Further optimizations
Network side tweaks between the host and the VM is a source of measurable performance boost. My network card supports SR-IOV which I don’t currently use. I am using software-based bridge from FreeBSD host to the Linux VM and while performance is sufficient, there are still some gains left on the table. There are other JuiceFS tweaks to play with – metadata client cache and writeback options.
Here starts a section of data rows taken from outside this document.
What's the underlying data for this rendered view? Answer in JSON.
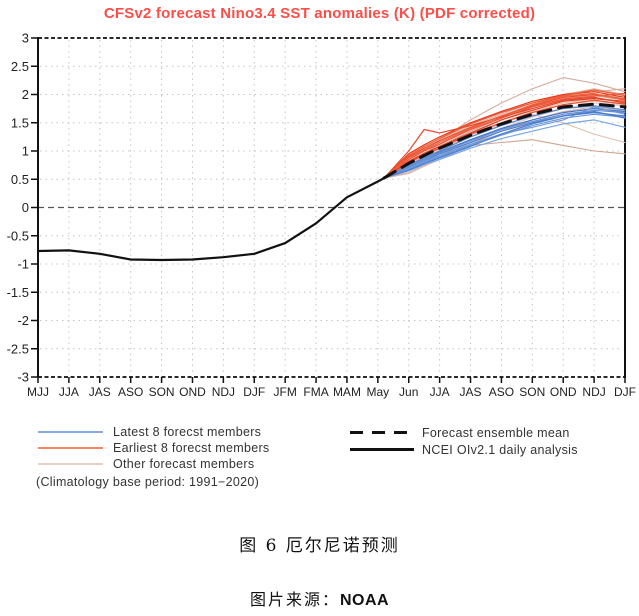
{
  "title": {
    "text": "CFSv2 forecast Nino3.4 SST anomalies (K) (PDF corrected)",
    "color": "#fb4e49"
  },
  "legend": {
    "left": [
      {
        "label": "Latest 8 forecst members",
        "color": "#85aae4",
        "style": "solid"
      },
      {
        "label": "Earliest 8 forecst members",
        "color": "#f58468",
        "style": "solid"
      },
      {
        "label": "Other forecast members",
        "color": "#e6cfc4",
        "style": "solid"
      }
    ],
    "right": [
      {
        "label": "Forecast ensemble mean",
        "color": "#111111",
        "style": "dashed"
      },
      {
        "label": "NCEI OIv2.1 daily analysis",
        "color": "#111111",
        "style": "solid"
      }
    ],
    "note": "(Climatology base period: 1991−2020)"
  },
  "captions": {
    "figure": "图 6 厄尔尼诺预测",
    "source_prefix": "图片来源：",
    "source_name": "NOAA"
  },
  "chart_data": {
    "type": "line",
    "title": "CFSv2 forecast Nino3.4 SST anomalies (K) (PDF corrected)",
    "xlabel": "",
    "ylabel": "",
    "ylim": [
      -3,
      3
    ],
    "y_ticks": [
      3,
      2.5,
      2,
      1.5,
      1,
      0.5,
      0,
      -0.5,
      -1,
      -1.5,
      -2,
      -2.5,
      -3
    ],
    "grid": "dotted",
    "legend_position": "below",
    "x_tick_labels": [
      "MJJ",
      "JJA",
      "JAS",
      "ASO",
      "SON",
      "OND",
      "NDJ",
      "DJF",
      "JFM",
      "FMA",
      "MAM",
      "May",
      "Jun",
      "JJA",
      "JAS",
      "ASO",
      "SON",
      "OND",
      "NDJ",
      "DJF"
    ],
    "observed": {
      "name": "NCEI OIv2.1 daily analysis",
      "color": "#111111",
      "x": [
        0,
        1,
        2,
        3,
        4,
        5,
        6,
        7,
        8,
        9,
        10,
        11,
        11.2
      ],
      "y": [
        -0.77,
        -0.76,
        -0.82,
        -0.92,
        -0.93,
        -0.92,
        -0.88,
        -0.82,
        -0.63,
        -0.28,
        0.18,
        0.46,
        0.52
      ]
    },
    "fan_x": [
      11.2,
      12,
      12.5,
      13,
      14,
      15,
      16,
      17,
      18,
      19
    ],
    "ensemble_mean": {
      "name": "Forecast ensemble mean",
      "color": "#111111",
      "y": [
        0.52,
        0.78,
        0.92,
        1.05,
        1.28,
        1.48,
        1.65,
        1.78,
        1.83,
        1.78
      ]
    },
    "earliest8": {
      "name": "Earliest 8 forecst members",
      "colors": [
        "#e63c1e",
        "#ea4f2e",
        "#f0563a",
        "#e8482a",
        "#f2623f",
        "#e54023",
        "#ed5a33",
        "#e94c2c"
      ],
      "members": [
        [
          0.52,
          0.95,
          1.11,
          1.25,
          1.5,
          1.7,
          1.88,
          2.0,
          2.05,
          1.95
        ],
        [
          0.52,
          0.9,
          1.05,
          1.18,
          1.42,
          1.62,
          1.8,
          1.95,
          2.0,
          1.92
        ],
        [
          0.52,
          0.85,
          1.0,
          1.12,
          1.38,
          1.58,
          1.78,
          1.92,
          1.97,
          2.02
        ],
        [
          0.52,
          1.0,
          1.38,
          1.32,
          1.45,
          1.6,
          1.75,
          1.9,
          1.95,
          1.85
        ],
        [
          0.52,
          0.88,
          1.02,
          1.15,
          1.4,
          1.62,
          1.82,
          1.97,
          2.02,
          1.9
        ],
        [
          0.52,
          0.82,
          0.96,
          1.08,
          1.32,
          1.55,
          1.72,
          1.88,
          1.93,
          1.88
        ],
        [
          0.52,
          0.92,
          1.08,
          1.22,
          1.48,
          1.68,
          1.85,
          1.98,
          2.08,
          1.98
        ],
        [
          0.52,
          0.8,
          0.93,
          1.05,
          1.3,
          1.5,
          1.68,
          1.82,
          1.9,
          1.83
        ]
      ]
    },
    "latest8": {
      "name": "Latest 8 forecst members",
      "colors": [
        "#4d7fd0",
        "#6b98dc",
        "#3f74c8",
        "#7aa6e2",
        "#5588d4",
        "#6f9ad8",
        "#4a7ecf",
        "#6290d8"
      ],
      "members": [
        [
          0.52,
          0.7,
          0.83,
          0.95,
          1.15,
          1.35,
          1.5,
          1.62,
          1.68,
          1.62
        ],
        [
          0.52,
          0.68,
          0.8,
          0.9,
          1.1,
          1.28,
          1.45,
          1.58,
          1.65,
          1.6
        ],
        [
          0.52,
          0.72,
          0.86,
          0.98,
          1.2,
          1.4,
          1.55,
          1.68,
          1.75,
          1.7
        ],
        [
          0.52,
          0.65,
          0.76,
          0.85,
          1.05,
          1.22,
          1.35,
          1.48,
          1.55,
          1.42
        ],
        [
          0.52,
          0.75,
          0.88,
          1.0,
          1.25,
          1.45,
          1.62,
          1.75,
          1.8,
          1.73
        ],
        [
          0.52,
          0.7,
          0.82,
          0.92,
          1.12,
          1.3,
          1.42,
          1.55,
          1.78,
          1.65
        ],
        [
          0.52,
          0.66,
          0.78,
          0.88,
          1.08,
          1.3,
          1.48,
          1.62,
          1.7,
          1.58
        ],
        [
          0.52,
          0.73,
          0.86,
          0.97,
          1.18,
          1.38,
          1.52,
          1.65,
          1.72,
          1.68
        ]
      ]
    },
    "other": {
      "name": "Other forecast members",
      "colors": [
        "#d8ae9e",
        "#d3a491",
        "#e0bfb2",
        "#d9b3a6",
        "#cda08e",
        "#e3c6ba",
        "#d5a998",
        "#dcb8aa",
        "#d0a08f",
        "#e0c0b4",
        "#d7ad9c",
        "#dbb5a8",
        "#d2a392",
        "#debcae"
      ],
      "members": [
        [
          0.52,
          0.85,
          1.03,
          1.2,
          1.55,
          1.85,
          2.1,
          2.3,
          2.2,
          2.05
        ],
        [
          0.52,
          0.7,
          0.83,
          0.95,
          1.1,
          1.15,
          1.2,
          1.1,
          1.0,
          0.95
        ],
        [
          0.52,
          0.8,
          0.95,
          1.1,
          1.3,
          1.5,
          1.65,
          1.5,
          1.3,
          1.15
        ],
        [
          0.52,
          0.9,
          1.05,
          1.2,
          1.45,
          1.65,
          1.85,
          2.0,
          2.1,
          2.0
        ],
        [
          0.52,
          0.75,
          0.9,
          1.05,
          1.3,
          1.55,
          1.75,
          1.9,
          1.95,
          1.85
        ],
        [
          0.52,
          0.65,
          0.78,
          0.9,
          1.15,
          1.4,
          1.6,
          1.75,
          1.85,
          1.8
        ],
        [
          0.52,
          0.85,
          1.0,
          1.15,
          1.4,
          1.6,
          1.8,
          1.95,
          2.0,
          1.95
        ],
        [
          0.52,
          0.6,
          0.73,
          0.85,
          1.1,
          1.3,
          1.5,
          1.65,
          1.7,
          1.6
        ],
        [
          0.52,
          0.78,
          0.93,
          1.08,
          1.35,
          1.58,
          1.78,
          1.92,
          1.98,
          1.9
        ],
        [
          0.52,
          0.7,
          0.85,
          1.0,
          1.25,
          1.48,
          1.68,
          1.82,
          1.88,
          1.82
        ],
        [
          0.52,
          0.88,
          1.03,
          1.18,
          1.42,
          1.62,
          1.82,
          1.98,
          2.05,
          2.1
        ],
        [
          0.52,
          0.62,
          0.75,
          0.88,
          1.12,
          1.35,
          1.55,
          1.7,
          1.78,
          1.72
        ],
        [
          0.52,
          0.8,
          0.96,
          1.12,
          1.38,
          1.6,
          1.78,
          1.93,
          2.0,
          1.92
        ],
        [
          0.52,
          0.72,
          0.87,
          1.02,
          1.28,
          1.5,
          1.7,
          1.85,
          1.92,
          1.87
        ]
      ]
    },
    "style_colors": {
      "grid_dots": "#c4c4c4",
      "zero_line": "#555555",
      "frame": "#2b2b2b",
      "axis_text": "#222222"
    }
  }
}
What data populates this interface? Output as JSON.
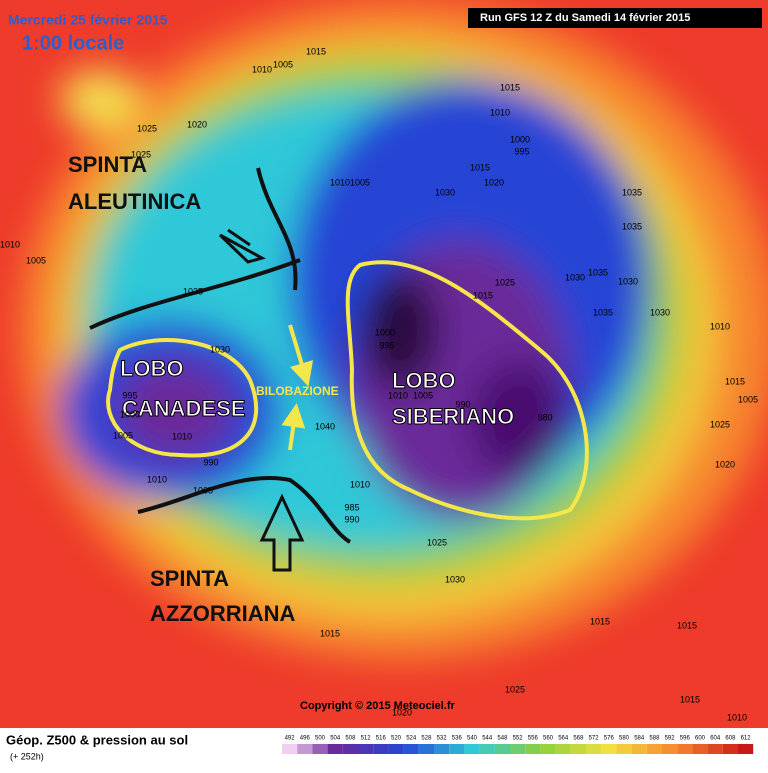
{
  "header": {
    "date": "Mercredi 25 février 2015",
    "time": "1:00 locale",
    "run": "Run GFS 12 Z du Samedi 14 février 2015"
  },
  "annotations": {
    "aleutinica_1": "SPINTA",
    "aleutinica_2": "ALEUTINICA",
    "canadese_1": "LOBO",
    "canadese_2": "CANADESE",
    "bilobazione": "BILOBAZIONE",
    "siberiano_1": "LOBO",
    "siberiano_2": "SIBERIANO",
    "azzorriana_1": "SPINTA",
    "azzorriana_2": "AZZORRIANA"
  },
  "pressure_labels": [
    "1015",
    "1005",
    "1010",
    "1025",
    "1020",
    "1025",
    "1010",
    "1005",
    "1015",
    "1010",
    "1000",
    "995",
    "1015",
    "1020",
    "1010",
    "1005",
    "1030",
    "1035",
    "1035",
    "1030",
    "1035",
    "1030",
    "1035",
    "1030",
    "1025",
    "1015",
    "1035",
    "1030",
    "1000",
    "995",
    "1010",
    "1005",
    "990",
    "980",
    "1000",
    "995",
    "1005",
    "1010",
    "1040",
    "1010",
    "1005",
    "990",
    "1010",
    "985",
    "990",
    "1025",
    "1030",
    "1015",
    "1015",
    "1015",
    "1025",
    "1020",
    "1015",
    "1010",
    "1020",
    "1015",
    "1005",
    "1010",
    "1025"
  ],
  "copyright": "Copyright © 2015 Meteociel.fr",
  "legend": {
    "title": "Géop. Z500 & pression au sol",
    "lead": "(+ 252h)",
    "scale": [
      492,
      496,
      500,
      504,
      508,
      512,
      516,
      520,
      524,
      528,
      532,
      536,
      540,
      544,
      548,
      552,
      556,
      560,
      564,
      568,
      572,
      576,
      580,
      584,
      588,
      592,
      596,
      600,
      604,
      608,
      612
    ]
  }
}
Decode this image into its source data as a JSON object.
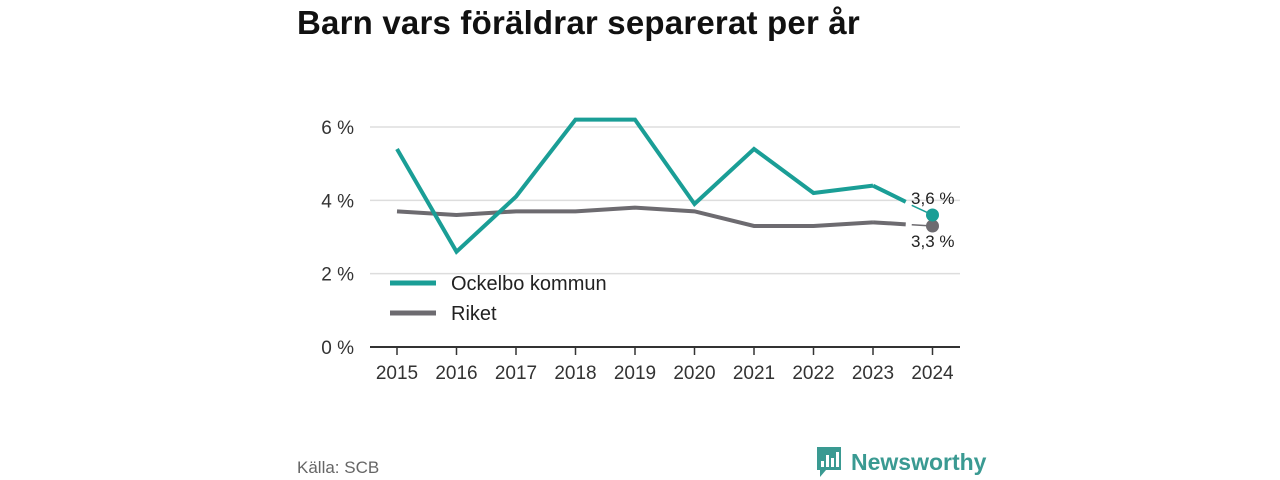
{
  "title": "Barn vars föräldrar separerat per år",
  "source": "Källa: SCB",
  "brand": "Newsworthy",
  "colors": {
    "ockelbo": "#1a9e96",
    "riket": "#6d6b70",
    "grid": "#dddddd",
    "axis": "#333333",
    "brand": "#3a9a92"
  },
  "chart_data": {
    "type": "line",
    "x": [
      "2015",
      "2016",
      "2017",
      "2018",
      "2019",
      "2020",
      "2021",
      "2022",
      "2023",
      "2024"
    ],
    "yticks": [
      "0 %",
      "2 %",
      "4 %",
      "6 %"
    ],
    "ylim": [
      0,
      6.6
    ],
    "grid": true,
    "legend_position": "bottom-left",
    "series": [
      {
        "name": "Ockelbo kommun",
        "values": [
          5.4,
          2.6,
          4.1,
          6.2,
          6.2,
          3.9,
          5.4,
          4.2,
          4.4,
          3.6
        ],
        "end_label": "3,6 %"
      },
      {
        "name": "Riket",
        "values": [
          3.7,
          3.6,
          3.7,
          3.7,
          3.8,
          3.7,
          3.3,
          3.3,
          3.4,
          3.3
        ],
        "end_label": "3,3 %"
      }
    ]
  }
}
That’s something to explore in the future.
I noticed my small files performance tanked over time. In my benchmarks it’s around 350 files per second. After running JuiceFS for some weeks it’s hovering around 100 files per second. My filesystem total size is 7GB, while bucket size reported from garage is a whopping 52GB. I noticed that even with 1 day retention total tras size was over 40 GB. I disabled trash entirely. With lots of small files and log churn it only adds unnecessary overhead.
Conclusion
Deploying JuiceFS, Garage and Valkey to have a unified shared storage stack for Docker is an overly complicated solution with multiple single points of failure. Definitely do not do that for your production workloads. However, deploying and benching across multiple layers helped me to identify and consequently resolve issues on the hot-path of writing and reading the data.
JuiceFS provides a solid, mature foundation for almost infinitely scaleable storage solution backed by the rock-solid S3 layer. Once setup, it’s been stable and headache free. Garage is a straightforward and, dare I say, Simple Storage layer that is easy to configure and operate. Valkey is a Redis fork – so very mature key value store.
I have not properly planned and exercised disaster recovery for all the layers. Which could be a fun next exercise. For now, backing up the contents of the Docker volumes is good enough.